Malgré des postes en apparence plutôt routiniers et une pénibilité physique moindre que les autres utilisateurs d’outils numériques, les utilisateurs d’outils numériques connectés mais sédentaires déclarent avoir une charge de travail importante, et quand l’utilisation dépasse 7 heures par jour, relativement plus de pression au travail que les autres utilisateurs sédentaires. En dépit de marges de manœuvre relativement importantes, ces salariés ne bénéficient pas d’autant de reconnaissance que les utilisateurs d’outils mobiles.
Catégorie moins visible, les salariés équipés d’outils informatiques mais ne disposant pas de messagerie électronique ni d’accès à Internet cumulent contraintes physiques et travail intense, faibles marges de manœuvre et un soutien social faible. Face à un travail prescrit et normé, et malgré des cadences élevées, leur sentiment de pression au travail ou d’une charge de travail excessive est néanmoins plus faible que celui du reste des utilisateurs d’outils informatiques.

Les entretiens professionnels, un appui aux carrières internes ou à la sécurisation des parcours ? Céréq, Céreq Bref n°364, juin 2018

La diffusion des entretiens professionnels, rendus obligatoires par la loi de mars 2014, reste modeste.

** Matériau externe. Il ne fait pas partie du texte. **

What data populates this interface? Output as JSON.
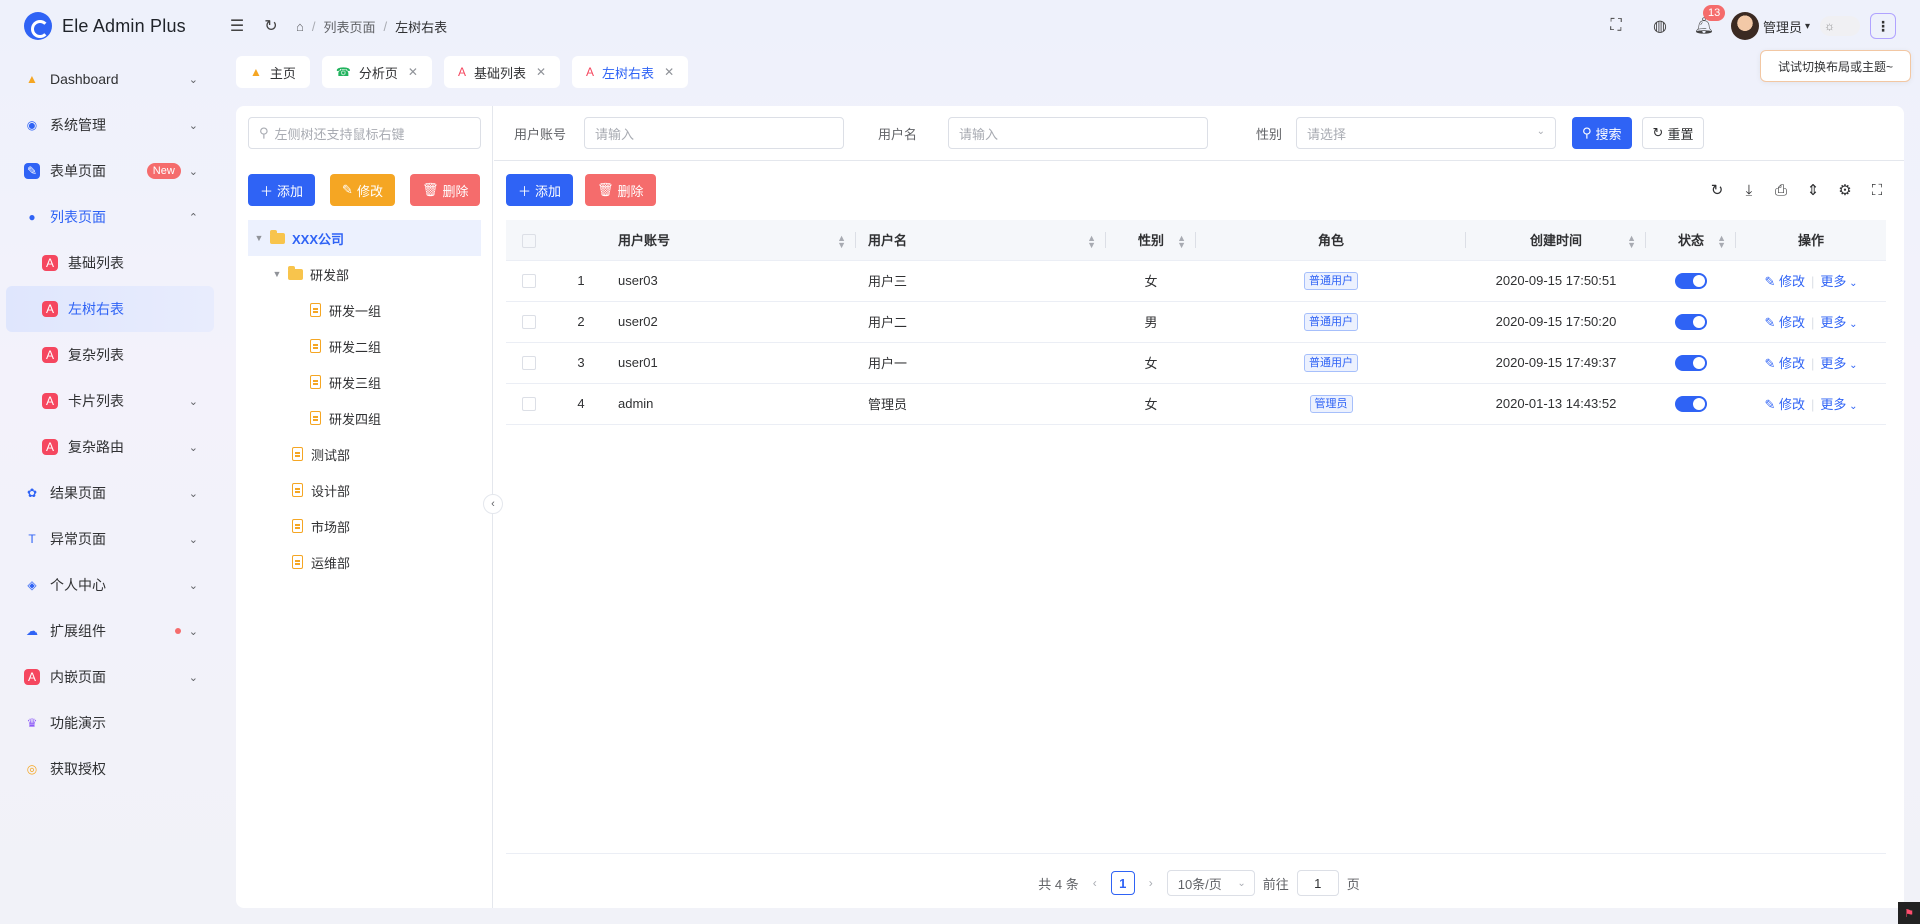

Plus répandus dans les grandes entreprises, celles outillées sur le plan RH, formatrices et gérant la mobilité de leurs salariés, ils prennent souvent la suite d’entretiens annuels existants. Ils peuvent alors servir de cadre pour l’expression des souhaits - et parfois la mise en place d’actions - de formation et de carrière en interne.
En revanche, la question de l’évolution sur le marché du travail, qui relève des objectifs de la loi, est encore peu abordée.